If a PPP Project is to be bond financed, the PPP Contract drafting must reflect the structure, parties and documentation involved. The key point to bear in mind is that in practice the drafting will not require much amendment. Broadly speaking, the main provisions affected are:
• Definition of the financing documents (e.g. "Senior Finance Documents") - this will need to include the bond finance documentation (but not any on-loan documents between the Issuer and the Private Partner).
• References to the relevant parties - the Issuer may need to be referred to if separate from the Private Partner, the definition of Lenders may need adapting.
• Termination payments - these need to reflect the bond mechanics. See Section 9.4.
• Confidentiality - apart from facilitating the disclosure around the PPP Project in the offering memorandum, the provisions will also need to permit details of the PPP Project to be disclosed to potential investors where the bonds are transferable.

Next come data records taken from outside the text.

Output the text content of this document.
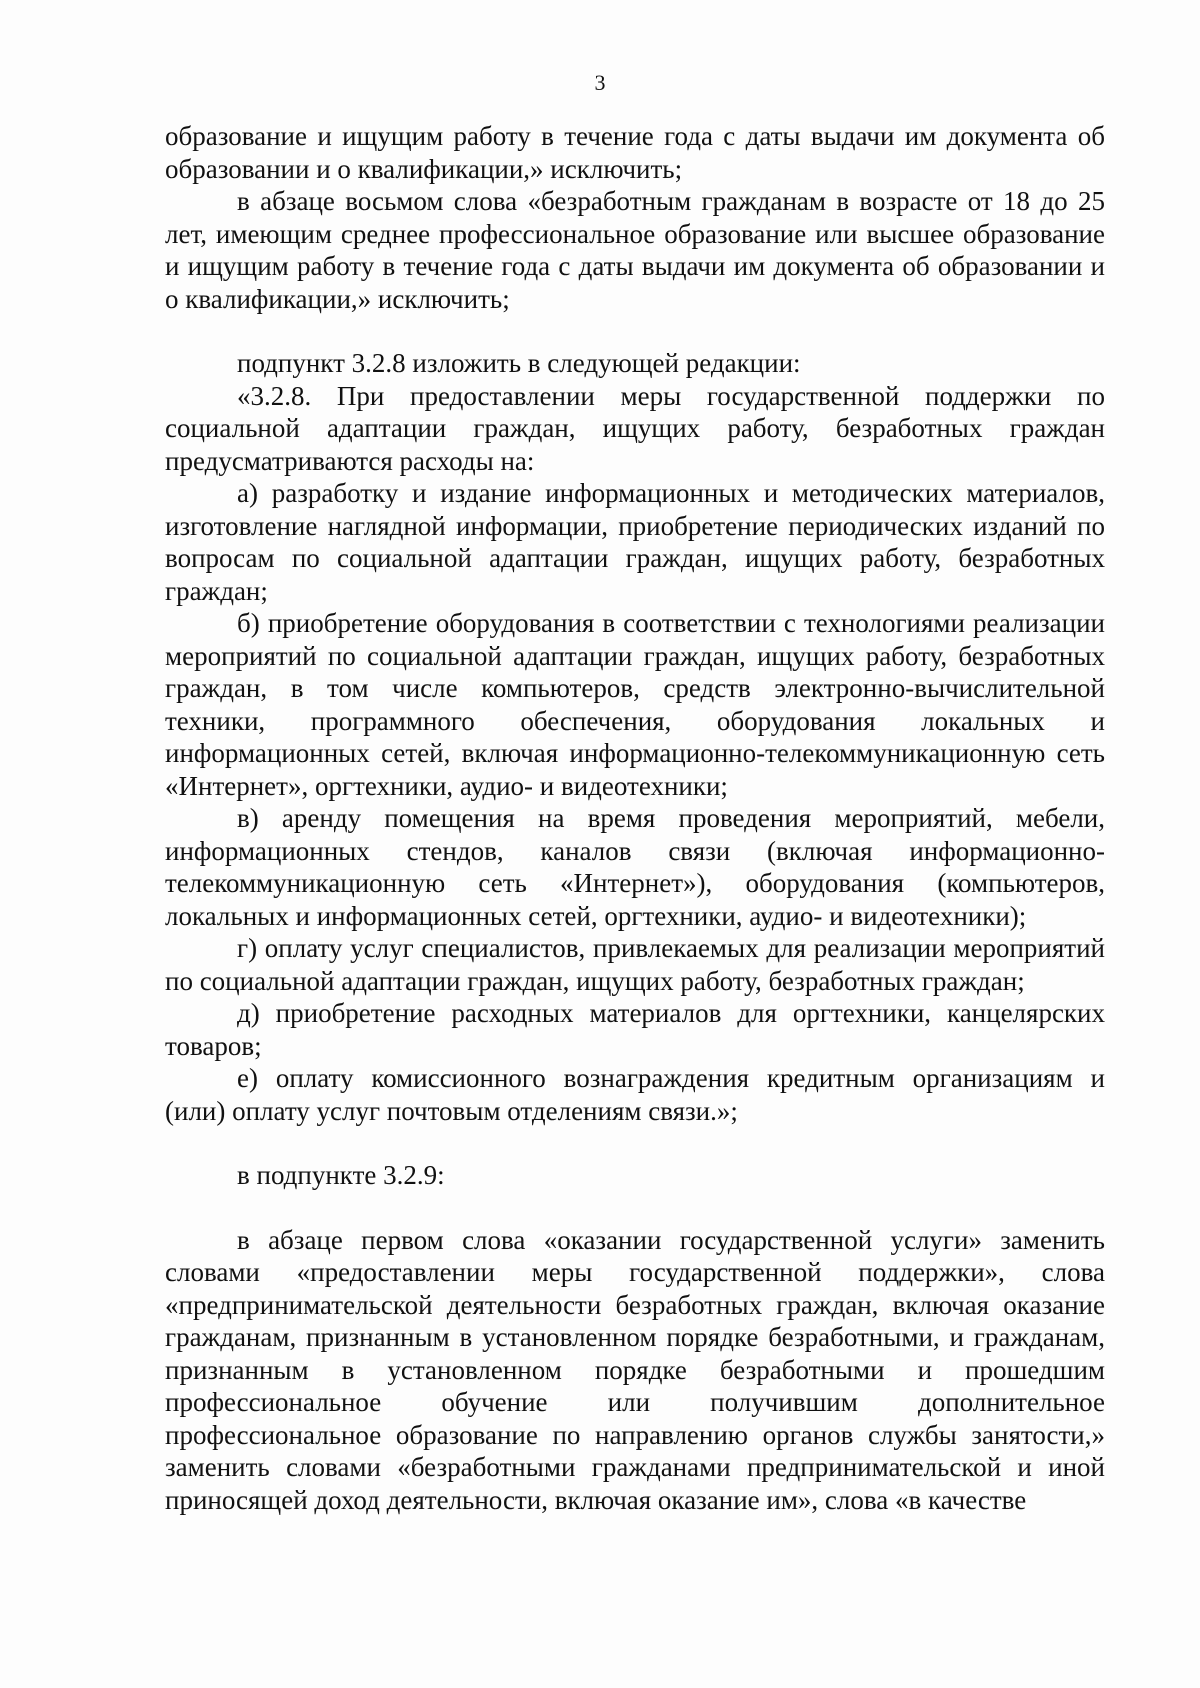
3

образование и ищущим работу в течение года с даты выдачи им документа об образовании и о квалификации,» исключить;

в абзаце восьмом слова «безработным гражданам в возрасте от 18 до 25 лет, имеющим среднее профессиональное образование или высшее образование и ищущим работу в течение года с даты выдачи им документа об образовании и о квалификации,» исключить;

подпункт 3.2.8 изложить в следующей редакции:

«3.2.8. При предоставлении меры государственной поддержки по социальной адаптации граждан, ищущих работу, безработных граждан предусматриваются расходы на:

а) разработку и издание информационных и методических материалов, изготовление наглядной информации, приобретение периодических изданий по вопросам по социальной адаптации граждан, ищущих работу, безработных граждан;

б) приобретение оборудования в соответствии с технологиями реализации мероприятий по социальной адаптации граждан, ищущих работу, безработных граждан, в том числе компьютеров, средств электронно-вычислительной техники, программного обеспечения, оборудования локальных и информационных сетей, включая информационно-телекоммуникационную сеть «Интернет», оргтехники, аудио- и видеотехники;

в) аренду помещения на время проведения мероприятий, мебели, информационных стендов, каналов связи (включая информационно-телекоммуникационную сеть «Интернет»), оборудования (компьютеров, локальных и информационных сетей, оргтехники, аудио- и видеотехники);

г) оплату услуг специалистов, привлекаемых для реализации мероприятий по социальной адаптации граждан, ищущих работу, безработных граждан;

д) приобретение расходных материалов для оргтехники, канцелярских товаров;

е) оплату комиссионного вознаграждения кредитным организациям и (или) оплату услуг почтовым отделениям связи.»;

в подпункте 3.2.9:

в абзаце первом слова «оказании государственной услуги» заменить словами «предоставлении меры государственной поддержки», слова «предпринимательской деятельности безработных граждан, включая оказание гражданам, признанным в установленном порядке безработными, и гражданам, признанным в установленном порядке безработными и прошедшим профессиональное обучение или получившим дополнительное профессиональное образование по направлению органов службы занятости,» заменить словами «безработными гражданами предпринимательской и иной приносящей доход деятельности, включая оказание им», слова «в качестве
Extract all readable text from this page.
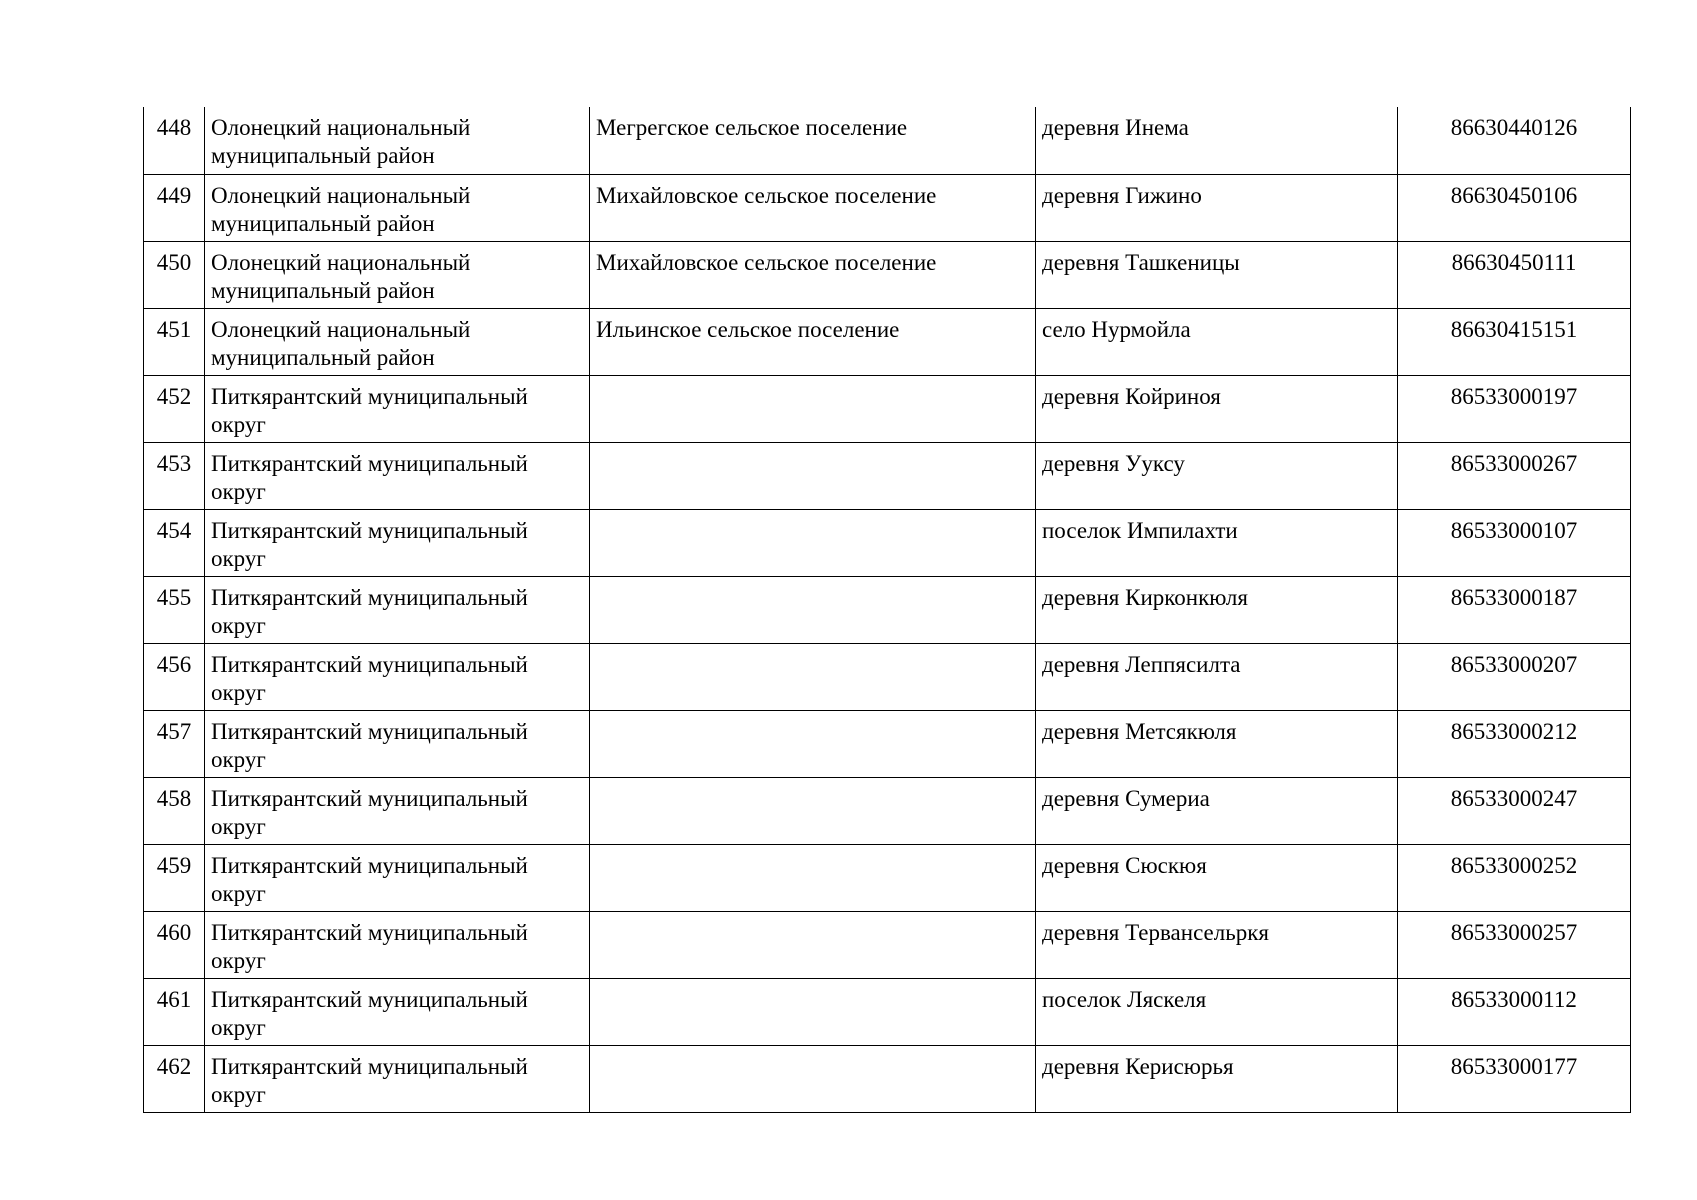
448	Олонецкий национальный муниципальный район	Мегрегское сельское поселение	деревня Инема	86630440126
449	Олонецкий национальный муниципальный район	Михайловское сельское поселение	деревня Гижино	86630450106
450	Олонецкий национальный муниципальный район	Михайловское сельское поселение	деревня Ташкеницы	86630450111
451	Олонецкий национальный муниципальный район	Ильинское сельское поселение	село Нурмойла	86630415151
452	Питкярантский муниципальный округ		деревня Койриноя	86533000197
453	Питкярантский муниципальный округ		деревня Ууксу	86533000267
454	Питкярантский муниципальный округ		поселок Импилахти	86533000107
455	Питкярантский муниципальный округ		деревня Кирконкюля	86533000187
456	Питкярантский муниципальный округ		деревня Леппясилта	86533000207
457	Питкярантский муниципальный округ		деревня Метсякюля	86533000212
458	Питкярантский муниципальный округ		деревня Сумериа	86533000247
459	Питкярантский муниципальный округ		деревня Сюскюя	86533000252
460	Питкярантский муниципальный округ		деревня Тервансельркя	86533000257
461	Питкярантский муниципальный округ		поселок Ляскеля	86533000112
462	Питкярантский муниципальный округ		деревня Керисюрья	86533000177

In addition, as well as the initial disclosure in the offering memorandum of the project arrangements, including details of contracts, securities laws will generally require ongoing public disclosure of project performance, especially of significant underperformance. This should both be borne in mind by project participants and be reflected in the Project Contract.
• Refinancing - the provisions need to permit ordinary trading of the bonds without triggering the refinancing provisions (e.g. by adapting the definition of "Exempt Refinancing").
The same applies to ensure the Direct Agreement works effectively (see Section 6, Lenders' Step-in Rights). Additional changes may be required to reflect certain bond mechanics (e.g. different reporting requirements/timing) and more than one party may want the rights normally afforded to the Agent (e.g. both the Credit Provider and the Security Trustee would normally receive all notifications usually provided to an Agent).
In considering amendments to documents, a Contracting Authority wishing to attract the full range of financing options will want to avoid making bond-specific amendments beyond those strictly necessary to ensure that it is not making other finance solutions less attractive to bidders and/or discouraging bank debt providers from participating. It will also want to ensure that any solution-specific amendments are objectively and duly justified.
Where the PPP Project is being financed through other means (e.g. bank debt) at financial close, but a bond refinancing is envisaged upfront, contract provisions should be drafted with this in mind. This may entail drafting provisions appropriately in the PPP Contract signed at financial close (e.g. as regards refinancing), as well as potentially scheduling amendments designed to come into effect when the bond refinancing is implemented. If a bond refinancing has not been contemplated in the PPP Contract, appropriate amendments will need to be agreed at the time when discussing consent and related matters. See Section 5, Refinancing.